What’s the Purpose of Registering Famous Names?
Perhaps the most obvious reason to register is to monetize the name via licensing revenues. However, the second most obvious reason is simply to protect the name and its value from potential squatters and fraudsters. In particular, having a registration can assist in challenging domain names and other abuses.
Domain Name Protections Afforded to Personal Names
The Lanham Act includes provisions that allow owners of marks composed of personal names to challenge “bad faith” domain name registrations comprising those names. Hence, celebrities have a statutory avenue to challenge domain name squatters and/or fan and “gripe” sites that comprise celebrity names if the domain name is registered and used in bad faith.

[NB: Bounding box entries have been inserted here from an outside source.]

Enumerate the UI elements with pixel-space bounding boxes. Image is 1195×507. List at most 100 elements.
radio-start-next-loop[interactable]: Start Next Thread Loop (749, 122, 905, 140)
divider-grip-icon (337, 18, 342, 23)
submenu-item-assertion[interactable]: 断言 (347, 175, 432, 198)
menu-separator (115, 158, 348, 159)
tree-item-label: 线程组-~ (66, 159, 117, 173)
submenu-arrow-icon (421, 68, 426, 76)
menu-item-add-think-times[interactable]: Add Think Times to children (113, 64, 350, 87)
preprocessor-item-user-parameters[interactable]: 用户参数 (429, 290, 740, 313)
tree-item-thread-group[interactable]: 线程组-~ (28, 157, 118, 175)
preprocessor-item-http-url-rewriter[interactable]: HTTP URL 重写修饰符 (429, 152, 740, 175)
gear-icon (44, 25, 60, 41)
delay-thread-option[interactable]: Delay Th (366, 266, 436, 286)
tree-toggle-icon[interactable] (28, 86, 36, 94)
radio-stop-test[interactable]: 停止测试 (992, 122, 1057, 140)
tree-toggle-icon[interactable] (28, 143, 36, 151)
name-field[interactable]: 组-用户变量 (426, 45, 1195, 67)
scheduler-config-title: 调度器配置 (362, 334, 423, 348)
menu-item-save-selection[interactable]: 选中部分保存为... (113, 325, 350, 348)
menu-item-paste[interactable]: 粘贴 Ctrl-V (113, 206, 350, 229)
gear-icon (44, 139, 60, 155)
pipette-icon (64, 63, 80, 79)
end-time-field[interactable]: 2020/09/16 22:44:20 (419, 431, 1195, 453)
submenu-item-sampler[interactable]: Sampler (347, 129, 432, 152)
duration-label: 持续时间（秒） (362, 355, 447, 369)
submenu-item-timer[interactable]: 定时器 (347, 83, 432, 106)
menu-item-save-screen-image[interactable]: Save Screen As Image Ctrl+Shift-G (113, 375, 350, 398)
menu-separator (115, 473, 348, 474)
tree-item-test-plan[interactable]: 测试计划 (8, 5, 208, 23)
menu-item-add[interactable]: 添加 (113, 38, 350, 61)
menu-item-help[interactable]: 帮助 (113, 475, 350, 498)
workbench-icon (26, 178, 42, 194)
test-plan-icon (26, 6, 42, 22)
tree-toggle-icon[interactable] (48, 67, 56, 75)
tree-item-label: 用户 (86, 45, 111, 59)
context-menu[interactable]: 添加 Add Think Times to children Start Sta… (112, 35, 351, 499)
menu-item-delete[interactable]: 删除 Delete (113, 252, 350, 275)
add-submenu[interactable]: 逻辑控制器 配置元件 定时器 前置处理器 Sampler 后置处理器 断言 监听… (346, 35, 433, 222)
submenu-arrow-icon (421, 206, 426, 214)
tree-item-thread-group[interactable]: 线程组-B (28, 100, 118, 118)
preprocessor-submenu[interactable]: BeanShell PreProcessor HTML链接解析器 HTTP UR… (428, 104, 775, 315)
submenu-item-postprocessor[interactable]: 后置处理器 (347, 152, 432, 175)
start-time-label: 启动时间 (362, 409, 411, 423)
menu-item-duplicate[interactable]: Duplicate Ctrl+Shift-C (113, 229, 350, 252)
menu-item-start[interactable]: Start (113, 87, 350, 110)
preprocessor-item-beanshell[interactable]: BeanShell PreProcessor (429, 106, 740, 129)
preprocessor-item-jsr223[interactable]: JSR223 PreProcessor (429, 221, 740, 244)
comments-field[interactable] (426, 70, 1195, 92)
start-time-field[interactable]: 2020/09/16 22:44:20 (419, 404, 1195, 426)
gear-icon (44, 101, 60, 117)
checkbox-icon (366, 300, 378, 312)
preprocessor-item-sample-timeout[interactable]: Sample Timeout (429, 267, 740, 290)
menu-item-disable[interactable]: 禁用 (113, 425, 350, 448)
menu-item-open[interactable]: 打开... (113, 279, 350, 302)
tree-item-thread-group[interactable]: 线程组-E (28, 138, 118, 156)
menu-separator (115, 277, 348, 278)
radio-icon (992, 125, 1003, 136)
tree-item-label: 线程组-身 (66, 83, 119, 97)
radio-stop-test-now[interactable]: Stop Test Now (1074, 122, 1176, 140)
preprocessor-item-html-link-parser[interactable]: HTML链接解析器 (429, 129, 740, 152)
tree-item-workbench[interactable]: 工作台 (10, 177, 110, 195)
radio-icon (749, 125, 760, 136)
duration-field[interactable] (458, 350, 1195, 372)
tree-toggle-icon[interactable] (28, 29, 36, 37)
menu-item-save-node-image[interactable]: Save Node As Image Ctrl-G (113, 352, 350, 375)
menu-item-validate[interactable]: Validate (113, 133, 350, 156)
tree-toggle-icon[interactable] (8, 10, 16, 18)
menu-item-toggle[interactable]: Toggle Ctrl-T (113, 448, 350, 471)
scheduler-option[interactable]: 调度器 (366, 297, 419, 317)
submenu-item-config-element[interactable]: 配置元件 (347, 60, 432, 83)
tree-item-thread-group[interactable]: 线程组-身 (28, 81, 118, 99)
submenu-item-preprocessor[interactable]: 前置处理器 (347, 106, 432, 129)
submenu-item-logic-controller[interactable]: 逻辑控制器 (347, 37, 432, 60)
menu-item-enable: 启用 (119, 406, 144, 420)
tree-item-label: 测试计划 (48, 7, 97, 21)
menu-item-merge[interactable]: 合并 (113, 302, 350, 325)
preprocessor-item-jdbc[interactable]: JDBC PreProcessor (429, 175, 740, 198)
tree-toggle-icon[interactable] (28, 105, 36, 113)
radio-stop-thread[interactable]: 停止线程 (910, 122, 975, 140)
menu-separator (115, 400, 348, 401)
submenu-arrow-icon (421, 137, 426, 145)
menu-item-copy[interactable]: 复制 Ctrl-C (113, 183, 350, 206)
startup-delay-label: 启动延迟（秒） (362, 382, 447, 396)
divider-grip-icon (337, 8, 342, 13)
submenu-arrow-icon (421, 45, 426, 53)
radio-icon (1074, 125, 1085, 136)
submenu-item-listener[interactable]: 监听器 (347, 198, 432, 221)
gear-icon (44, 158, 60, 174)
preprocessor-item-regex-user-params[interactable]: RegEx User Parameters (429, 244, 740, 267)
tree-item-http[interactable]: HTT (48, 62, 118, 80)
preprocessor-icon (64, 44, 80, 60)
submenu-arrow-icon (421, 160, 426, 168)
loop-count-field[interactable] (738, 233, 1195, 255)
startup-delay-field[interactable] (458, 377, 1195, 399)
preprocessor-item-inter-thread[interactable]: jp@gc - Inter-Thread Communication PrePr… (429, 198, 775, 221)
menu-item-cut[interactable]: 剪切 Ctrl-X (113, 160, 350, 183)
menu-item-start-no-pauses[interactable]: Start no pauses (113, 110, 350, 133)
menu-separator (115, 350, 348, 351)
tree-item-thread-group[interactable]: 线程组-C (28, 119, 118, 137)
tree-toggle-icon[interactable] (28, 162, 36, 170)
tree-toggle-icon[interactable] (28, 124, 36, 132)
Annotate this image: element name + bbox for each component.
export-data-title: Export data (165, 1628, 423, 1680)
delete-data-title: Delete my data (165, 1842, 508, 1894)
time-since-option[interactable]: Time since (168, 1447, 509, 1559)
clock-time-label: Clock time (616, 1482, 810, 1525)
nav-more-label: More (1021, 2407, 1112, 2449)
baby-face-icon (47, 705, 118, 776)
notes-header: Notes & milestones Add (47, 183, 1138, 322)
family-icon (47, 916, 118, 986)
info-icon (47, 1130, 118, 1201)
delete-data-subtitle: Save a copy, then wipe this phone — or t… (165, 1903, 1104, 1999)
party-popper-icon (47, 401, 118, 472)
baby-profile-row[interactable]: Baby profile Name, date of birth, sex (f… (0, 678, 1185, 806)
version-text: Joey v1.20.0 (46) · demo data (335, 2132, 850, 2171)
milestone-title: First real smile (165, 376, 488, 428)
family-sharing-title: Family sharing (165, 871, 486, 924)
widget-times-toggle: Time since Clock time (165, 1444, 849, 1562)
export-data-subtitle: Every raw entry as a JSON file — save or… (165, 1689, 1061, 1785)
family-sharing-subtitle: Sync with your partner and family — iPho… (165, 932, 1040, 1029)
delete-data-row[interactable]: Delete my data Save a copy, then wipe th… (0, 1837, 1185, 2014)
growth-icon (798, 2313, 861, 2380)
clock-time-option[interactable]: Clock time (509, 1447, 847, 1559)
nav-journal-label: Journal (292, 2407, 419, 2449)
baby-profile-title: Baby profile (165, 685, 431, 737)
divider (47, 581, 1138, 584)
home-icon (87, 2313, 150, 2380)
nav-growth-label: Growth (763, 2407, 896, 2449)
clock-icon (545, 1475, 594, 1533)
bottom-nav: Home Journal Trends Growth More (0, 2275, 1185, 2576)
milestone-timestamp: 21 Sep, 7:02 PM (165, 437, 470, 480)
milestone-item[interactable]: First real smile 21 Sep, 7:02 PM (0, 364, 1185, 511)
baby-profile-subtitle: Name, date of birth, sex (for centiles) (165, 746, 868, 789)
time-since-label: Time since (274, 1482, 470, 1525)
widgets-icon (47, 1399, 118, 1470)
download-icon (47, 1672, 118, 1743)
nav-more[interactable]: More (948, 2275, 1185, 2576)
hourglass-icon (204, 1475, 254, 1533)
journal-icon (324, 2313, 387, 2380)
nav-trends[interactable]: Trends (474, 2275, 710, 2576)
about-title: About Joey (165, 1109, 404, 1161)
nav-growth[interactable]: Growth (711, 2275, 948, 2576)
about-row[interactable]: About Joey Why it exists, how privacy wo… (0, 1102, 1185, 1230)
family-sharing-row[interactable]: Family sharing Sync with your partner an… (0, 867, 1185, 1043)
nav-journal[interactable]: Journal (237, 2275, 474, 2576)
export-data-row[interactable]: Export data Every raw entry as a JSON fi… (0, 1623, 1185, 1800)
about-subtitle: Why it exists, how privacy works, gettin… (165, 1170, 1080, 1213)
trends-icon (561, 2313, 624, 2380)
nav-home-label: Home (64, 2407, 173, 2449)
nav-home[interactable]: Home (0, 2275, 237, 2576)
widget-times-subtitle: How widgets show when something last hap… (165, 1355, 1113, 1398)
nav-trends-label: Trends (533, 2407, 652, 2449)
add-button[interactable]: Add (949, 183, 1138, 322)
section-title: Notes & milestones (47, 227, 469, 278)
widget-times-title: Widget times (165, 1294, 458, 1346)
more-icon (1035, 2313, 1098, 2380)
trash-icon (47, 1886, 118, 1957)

Similar relief can be obtained through arbitration proceedings, referred to as Uniform Domain Name Dispute Resolution proceedings.
Importantly, while bad faith can take a variety of forms, decisions on such challenges have generally found that merely using a celebrity name as a domain name for a “fan site,” or even a celebrity gripe site, may be an act of good faith (and not punishable), so long as it is clear that the site is not associated with or authorized by the celebrity. On the other hand, publishing defamatory content about a celebrity or attempting to sell the domain name to the celebrity are textbook examples of bad faith, warranting return of the domain name to the celebrity.
Importantly, while a trademark registration is not necessary to take advantage of these rights to challenge domain name registrations by squatters and fans, having one makes the process infinitely easier. That is because in the absence of a registration, the law doesn’t presume that your name has acquired any special significance, or “secondary meaning,” as discussed above. Accordingly, the complainant would have to prove secondary meaning as part of their case—something that would be afforded to the complainant automatically if he/she had a registration.
While trademark rights are, therefore, a potentially powerful asset in enforcing celebrity rights, it’s notable, as the world turns its attention to the Oscars ceremony, that with few exceptions, this year’s Oscar nominees have not registered their own names. Only Meryl Streep and Mary J. Blige have registrations or applications pending. It will be interesting to see whether Gary Oldman, Frances McDormand, or Daniel Day-Lewis become more interested in trademark protections if their stars rise further this year.